Bratislava. „Wir schützen die Slowakei!“, verspricht Robert Fico von großen Plakatflächen im ganzen Land. Die Gefahr, vor der der kämpferische Regierungschef sein Land schützen will, sind die „illegalen Migranten“. Sie sind seinen Worten nach die „größte Bedrohung für die Slowakei“.

Tatsächlich machten Flüchtlinge bisher einen großen Bogen um das für sie so wenig gastfreundliche Land. Nur 330 Menschen haben im gesamten Jahr 2015 hier einen Asylantrag gestellt. Mit Ausnahme von nur acht Personen wurden alle abgelehnt. Die größte Gruppe der tatsächlich im Land untergebrachten Asylwerber sind jene knapp 500, die sich eigentlich im österreichischen Asylverfahren befinden, aber aus Kapazitätsgründen nach Gabčíkovo „ausgelagert“ wurden.

Gegen die im vergangenen Jahr von den EU-Innenministern gegen den Willen der Slowakei und drei anderer Staaten (Ungarn, Tschechien und Rumänien) beschlossenen Aufnahmequoten hat die Regierung in Bratislava bereits im Dezember eine offizielle Klage beim EU-Gerichtshof eingebracht. Der Klage hat sich bisher nur Ungarn angeschlossen. Pikanterweise übernimmt die Slowakei, die sich bisher gern als EU-Musterschüler präsentiert hat, ausgerechnet während dieses Flüchtlingsstreits die EU-Ratspräsidentschaft (ab 1. Juli). Bei den slowakischen Wählern kommt Ficos migrantenfeindliche Politik jedoch bestens an.

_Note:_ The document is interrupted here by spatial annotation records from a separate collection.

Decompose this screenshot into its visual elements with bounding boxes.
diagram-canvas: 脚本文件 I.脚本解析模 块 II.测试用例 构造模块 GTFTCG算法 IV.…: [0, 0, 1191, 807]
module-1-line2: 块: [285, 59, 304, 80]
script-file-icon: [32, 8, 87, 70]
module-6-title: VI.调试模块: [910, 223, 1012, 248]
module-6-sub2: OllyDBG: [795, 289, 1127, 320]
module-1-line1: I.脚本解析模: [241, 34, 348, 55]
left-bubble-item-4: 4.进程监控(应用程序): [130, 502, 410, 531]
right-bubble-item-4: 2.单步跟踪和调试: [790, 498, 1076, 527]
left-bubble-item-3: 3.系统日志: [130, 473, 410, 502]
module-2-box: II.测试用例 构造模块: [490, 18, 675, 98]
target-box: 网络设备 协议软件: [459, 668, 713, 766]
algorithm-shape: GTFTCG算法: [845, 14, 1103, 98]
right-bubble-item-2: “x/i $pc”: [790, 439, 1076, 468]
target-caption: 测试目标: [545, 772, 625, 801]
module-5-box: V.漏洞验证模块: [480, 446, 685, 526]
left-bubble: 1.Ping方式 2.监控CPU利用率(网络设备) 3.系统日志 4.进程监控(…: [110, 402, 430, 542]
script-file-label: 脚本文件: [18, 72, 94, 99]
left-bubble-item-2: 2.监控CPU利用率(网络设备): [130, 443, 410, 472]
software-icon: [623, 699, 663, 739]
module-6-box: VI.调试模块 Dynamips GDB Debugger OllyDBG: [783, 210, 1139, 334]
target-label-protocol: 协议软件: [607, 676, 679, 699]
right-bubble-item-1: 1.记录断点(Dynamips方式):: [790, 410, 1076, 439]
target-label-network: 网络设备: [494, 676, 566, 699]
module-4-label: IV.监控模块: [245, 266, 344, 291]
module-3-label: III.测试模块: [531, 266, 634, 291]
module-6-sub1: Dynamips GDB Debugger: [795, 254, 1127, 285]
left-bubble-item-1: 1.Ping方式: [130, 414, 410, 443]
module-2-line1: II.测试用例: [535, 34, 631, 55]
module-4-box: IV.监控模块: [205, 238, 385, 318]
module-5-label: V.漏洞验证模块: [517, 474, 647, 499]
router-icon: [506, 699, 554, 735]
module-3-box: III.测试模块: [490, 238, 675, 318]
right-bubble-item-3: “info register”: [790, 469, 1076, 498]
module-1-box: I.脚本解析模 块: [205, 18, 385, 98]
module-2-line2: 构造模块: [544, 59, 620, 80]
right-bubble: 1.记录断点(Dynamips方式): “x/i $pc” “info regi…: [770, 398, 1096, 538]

Umfragewerte schnellten hoch

Nach den Terroranschlägen in Paris sowie den Übergriffen auf Frauen in Köln und anderen europäischen Städten schnellten Ficos zuvor schon schwächelnde Umfragewerte wieder so in die Höhe, dass eine Verteidigung seiner 2012 errungenen absoluten Parlamentsmehrheit nach den Umfragen wieder zum Greifen nahe rückte. Er hatte die Schockwirkung dieser Ereignisse nämlich geschickt ausgenützt, um sich als Sicherheitsgarant zu präsentieren: „Ich werde verhindern, dass überhaupt eine geschlossene muslimische Gemeinschaft in der Slowakei entstehen kann.“ Auch bei der Abschlusskundgebung seiner Partei Smer-Sozialdemokratie am Mittwochabend erntete er den lautesten Jubel seiner rund 4500 in eine Sporthalle in Bratislava geströmten Fans nicht mit Verweisen auf seine durchaus beachtliche Wirtschafts- und Sozialpolitik, sondern mit dem in den Saal gerufenen Versprechen: „Ich werde nicht erlauben, dass über EU-Quoten auch nur ein einziger Muslime hierhergebracht wird!“ Migrantenfreundlich sind aber auch die anderen Parteien allesamt nicht. Noch dazu ist die überwiegend christdemokratische Opposition in eine Vielzahl von Kleinparteien aufgesplittert. Neben der Fico-Partei Smer-Sozialdemokratie kandidieren noch 22 weitere Parteien, von denen die meisten nicht einmal über die Fünfprozenthürde für den Parlamentseinzug kommen dürften. Eine Ernüchterung für den Regierungschef brachten erst hausgemachte Probleme. Als im Jänner tausende Lehrer in einen landesweiten Streik traten und ganze Spitäler wegen einer Massenkündigung von Krankenschwestern in Not gerieten, fielen Ficos Umfragewerte rasch wieder und die absolute Mehrheit rückte in weite Ferne. Seit 15. Februar haben Hunderte Lehrende an den mittlerweile 20 wichtigsten Universitäten und Hochschulen die Streikstafette von den ermüdeten Lehrern der Pflicht- und Mittelschulen übernommen. „Das hat auch die Smer-Wähler darauf aufmerksam gemacht, dass es ihnen nicht wirklich so viel besser geht als vor Ficos Regierungsantritt“, erklärt Pavel Haulik, Chef der Meinungsforschungsagentur MVK.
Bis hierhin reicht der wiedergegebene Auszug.